Yusibov explained that plants can be used to make vaccines to protect against any virus. “We naturally infect the plant with what we call ‘launch vectors’ containing multiple copies of very specific genetic molecules from the virus,” he told Healthline. “This process results in high plant yields of the precise proteins we need to make vaccines for specific diseases.”
A Way to Stop Deadly Epidemics
In the winter of 2009-2010, a devastating shortage of swine flu vaccine contributed to the H1N1 pandemic that took the lives of more than 150,000 people worldwide. In response, the federal government set aside $1.6 billion—the largest immunization program budget in U.S. history—to develop faster ways to produce large volumes of vaccines to combat deadly viruses.
According to DARPA, it can take more than seven years and hundreds of millions of dollars to produce one new antimicrobial drug or vaccination—in a process that cannot be replicated. DARPA’s goal is to leverage biology and engineering to enable on-demand production of vaccines in a way that can be safely, quickly, and inexpensively replicated.
Yusibov and Sharon won the DARPA contract and began collaborating on factory designs. “Once some initial difficulties in understanding were overcome, our teams of biologists and engineers succeeded in building our automated plant-based vaccine production factory,” Sharon said in a press release. “Now we have plants that consistently grow and make proteins to the same predictable quality, time after time, whenever and wherever we like."
Compared to conventional chicken-egg vaccine production methods, agricultural production means less contaminated waste at the end of the day. “Our plant production makes 10 percent of the waste that chicken-egg factories produce,” Yusibov said.
Even with the cost of high-capacity automation, he estimates that the infrastructure costs are 10 times less than those involved in other vaccine-growing methods. And they've found other ways to speed up production and cut costs.
“We have also reduced production time from nine months to one week after introducing a virus vector into mature plants,” said Yusibov. “For tobacco, the time from seed to mature plant is just four weeks,” he added.
How the Factory Process Works
The automated tobacco factory uses hydroponic growing methods and robots at every step of the process.
The plants are grown in trays with hydroponic cultures of nutrients and water in a base of mineral wool, rather than soil, and in specially designed growth modules.
Light, water, and nutrients are precisely meted out. Specially designed robots bring the plants from station to station to carry out the various steps—from planting the tiny seeds and introducing the virus vector to harvesting the plants and extracting the vaccine proteins.
The plants grow for four weeks before the virus vector is introduced by means of vacuum infiltration.
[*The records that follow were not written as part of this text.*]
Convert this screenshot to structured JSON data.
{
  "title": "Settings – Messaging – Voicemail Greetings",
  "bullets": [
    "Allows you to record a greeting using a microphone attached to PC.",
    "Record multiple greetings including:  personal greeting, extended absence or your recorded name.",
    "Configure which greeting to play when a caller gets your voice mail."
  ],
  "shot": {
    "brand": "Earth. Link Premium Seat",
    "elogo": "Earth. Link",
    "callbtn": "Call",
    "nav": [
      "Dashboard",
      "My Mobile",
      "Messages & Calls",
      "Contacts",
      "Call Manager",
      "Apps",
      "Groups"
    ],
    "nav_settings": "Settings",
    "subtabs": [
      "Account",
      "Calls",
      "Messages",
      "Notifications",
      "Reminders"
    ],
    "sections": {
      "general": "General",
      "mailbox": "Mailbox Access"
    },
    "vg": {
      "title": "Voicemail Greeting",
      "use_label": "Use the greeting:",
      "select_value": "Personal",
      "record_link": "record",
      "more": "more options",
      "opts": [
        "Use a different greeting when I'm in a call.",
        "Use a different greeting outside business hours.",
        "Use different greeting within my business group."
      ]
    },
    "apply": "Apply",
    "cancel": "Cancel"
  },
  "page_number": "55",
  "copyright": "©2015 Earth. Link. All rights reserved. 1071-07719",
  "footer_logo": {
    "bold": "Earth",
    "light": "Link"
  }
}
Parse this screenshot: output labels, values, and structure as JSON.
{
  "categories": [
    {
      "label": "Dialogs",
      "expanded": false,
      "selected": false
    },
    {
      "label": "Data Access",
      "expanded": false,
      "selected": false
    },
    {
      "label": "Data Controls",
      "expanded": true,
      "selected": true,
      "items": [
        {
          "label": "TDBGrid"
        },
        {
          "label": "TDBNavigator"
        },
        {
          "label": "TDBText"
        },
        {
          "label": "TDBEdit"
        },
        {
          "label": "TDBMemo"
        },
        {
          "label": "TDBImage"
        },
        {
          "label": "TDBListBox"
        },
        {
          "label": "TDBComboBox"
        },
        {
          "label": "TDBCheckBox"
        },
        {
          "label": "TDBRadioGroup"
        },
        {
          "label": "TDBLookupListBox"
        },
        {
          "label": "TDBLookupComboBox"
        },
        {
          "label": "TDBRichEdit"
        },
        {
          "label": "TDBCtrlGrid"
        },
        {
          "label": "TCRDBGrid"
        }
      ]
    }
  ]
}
To do this, a robot picks up a tray of plants, turns it upside down, and submerges the plants top down in water. This water holds the vector containing genetic information that tells the plants which protein to produce.
A vacuum is then created by drawing all the air away from the water and plants. “As soon as we switch off the vacuum, the plants suck in the water together with the vector. This takes just a few seconds," Sharon explained.
The plants are then put back into the growth module, and in about seven days they have produced the target proteins in their leaves and stalks. The plants are harvested, the leaves are cut into small pieces and liquified, and the proteins are extracted from the liquid.
The scientists now grow tens of thousands of tobacco plants in the Delaware factory. “This factory turned what would be an agricultural process—where you would have to seed the plants and give them the right light—into an industrial process,” Sharon said.
The pilot facility is capable of producing up to 300 kilograms of biomass a month, which corresponds to about 2.5 million units of vaccine. “These plant vaccine factories can be built anywhere in the world where a large number of vaccines are needed, whether it be urban, rural, or developing areas,” said Sharon.
Yusibov said it's also possible to adapt the process for human, rather than robotic, production to provide jobs for human workers. “They wouldn’t even need to be highly trained," he said. "But with robotics, the process is absolutely reliable."